1. Prophase. — The nuclear network of chromatin filaments assumes the form of a twisted skein or spirem, while the nuclear membrane and nucleolus disappear. The convoluted skein of chromatin divides into a definite number of V-shaped segments or chromosomes. The number of chromosomes varies in different animals, but is constant for all the cells in an animal of any given species; in man the number is given by Flemming and Duesberg as twenty-four(?). (23 pairs). Coincidently with or preceding these changes the centriole, which usually lies by the side of the nucleus, undergoes subdivision, and the two resulting centrioles, each surrounded by a centrosphere, are seen to be connected by a spindle of delicate achromatic fibers the achromatic spindle. The centrioles move away from each other — one toward either extremity of the nucleus — and the fibrils of the achromatic spindle are correspondingly lengthened. A line encircling the spindle midway between its extremities or poles is named the equator, and around this the V-shaped chromosomes arrange themselves in the form of a star, thus constituting the mother star or monaster.

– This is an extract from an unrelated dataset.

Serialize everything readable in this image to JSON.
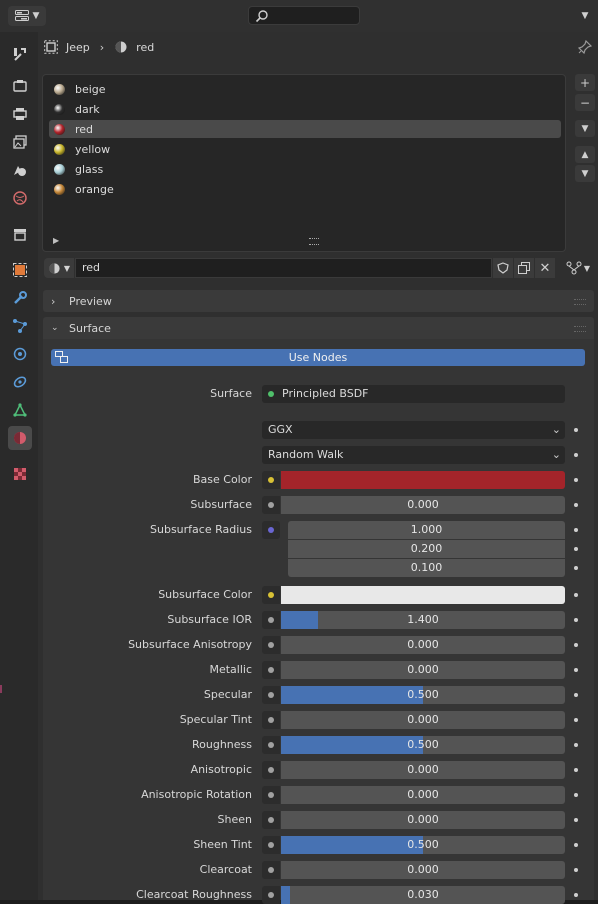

2. Metaphase. — Each V-shaped chromosome now undergoes longitudinal cleavage into two equal parts or daughter chromosomes, the cleavage commencing at the apex of the V and extending along its divergent limbs.
3. Anaphase. — The daughter chromosomes, thus separated, travel in opposite directions along the fibrils of the achromatic spindle toward the centrioles, around which they group themselves, and thus two star-like figures are formed, one at either pole of the achromatic spindle. This constitutes the diaster. The daughter chromosomes now arrange themselves into a skein or spirem, and eventually form the network of chromatin which is characteristic of the resting nucleus.
4. Telophase. — The cell protoplasm begins to appear constricted around the equator of the achromatic spindle, where double rows of granules are also sometimes seen. The constriction deepens and the original cell gradually becomes divided into two new cells, each with its ovii nucleus and centrosome, which assume the ordinary positions occupied by such structures in the resting stage. The nuclear membrane and nucleolus are also differentiated during this phase.